The decision was announced in a news release and email on Friday to the law school community from Dean Daniel B. Rodriguez, Above the Law reports.
In the email, Rodriguez acknowledged that the program has not been as popular as school officials originally envisioned. When the program was announced in 2008, the school expected it would eventually grow to 40 new students per year.
Though he offered no numbers, Rodriguez said the program’s current enrollment is “much smaller than desired and necessary to meet our program objectives and warrant the continued allocation of administrative resources to ensure its success.”
Rodriguez also blamed “recent changes in ABA regulations” for limiting the school’s ability to enroll a sizable cohort of students from the pool of GMAT test-takers, an apparent reference to a 2012 change in the law school reporting requirements that requires schools to report all the LSAT scores of students who took the LSAT, whether or not those scores factored into the admissions process.
“I am certain that in another era, under differing economic circumstances, and under a more flexible regulatory climate, this program would have flourished,” he wrote. “Indeed, at some point, it still may.”

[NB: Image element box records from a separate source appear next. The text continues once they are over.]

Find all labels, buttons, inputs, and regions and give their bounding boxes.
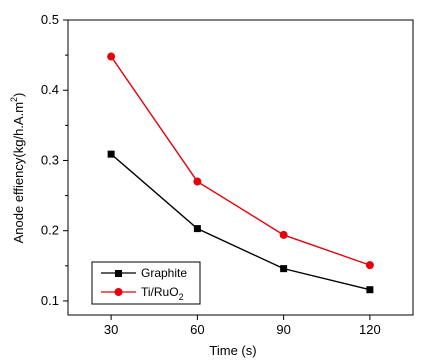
x-tick-label: 120: [359, 322, 381, 337]
y-axis-title: Anode effiency(kg/h.A.m2): [9, 93, 26, 244]
legend: Graphite Ti/RuO2: [91, 261, 201, 305]
legend-label-graphite: Graphite: [141, 266, 187, 280]
legend-item-graphite: Graphite: [101, 266, 187, 280]
data-point-ti-ruo: [365, 261, 374, 270]
data-point-graphite: [280, 265, 288, 273]
x-axis: 30 60 90 120: [104, 315, 381, 337]
x-tick-label: 60: [190, 322, 204, 337]
series-layer: [107, 52, 374, 294]
y-axis-title-tail: ): [11, 93, 26, 97]
plot-frame: [67, 19, 414, 316]
data-point-ti-ruo: [193, 177, 202, 186]
plot-border: [67, 19, 414, 316]
x-axis-title: Time (s): [209, 343, 256, 358]
legend-box: [91, 261, 201, 305]
y-axis-title-main: Anode effiency(kg/h.A.m: [11, 102, 26, 243]
y-tick-label: 0.1: [41, 293, 59, 308]
legend-item-ti-ruo2: Ti/RuO2: [101, 285, 184, 302]
series-line-ti-ruo: [110, 56, 371, 266]
data-point-graphite: [366, 286, 374, 294]
x-tick-label: 30: [104, 322, 118, 337]
y-tick-label: 0.3: [41, 152, 59, 167]
legend-label-ti-ruo2: Ti/RuO2: [141, 285, 184, 302]
legend-label-ti-ruo2-subscript: 2: [179, 292, 184, 302]
data-point-graphite: [107, 150, 115, 158]
x-tick-label: 90: [276, 322, 290, 337]
y-tick-label: 0.4: [41, 82, 59, 97]
y-tick-label: 0.2: [41, 223, 59, 238]
series-line-graphite: [110, 153, 371, 291]
legend-label-ti-ruo2-main: Ti/RuO: [141, 285, 179, 299]
legend-marker-ti-ruo2: [114, 288, 123, 296]
y-axis-title-superscript: 2: [9, 97, 19, 102]
data-point-ti-ruo: [279, 230, 288, 239]
y-axis: 0.1 0.2 0.3 0.4 0.5: [41, 12, 68, 308]
y-tick-label: 0.5: [41, 12, 59, 27]
legend-marker-graphite: [115, 270, 122, 277]
data-point-ti-ruo: [107, 52, 116, 61]
data-point-graphite: [193, 225, 201, 233]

But Barry Currier, the ABA’s managing director of accreditation and legal education, said there has been no change in the accreditation standards that would prevent Northwestern from continuing its accelerated JD program. He also said the change in the reporting requirements was made in service of the idea that all information schools are required to report should be complete, accurate and not misleading.
Students currently in the program will be allowed to finish their degrees, but no further incoming classes will be admitted, according to the press release.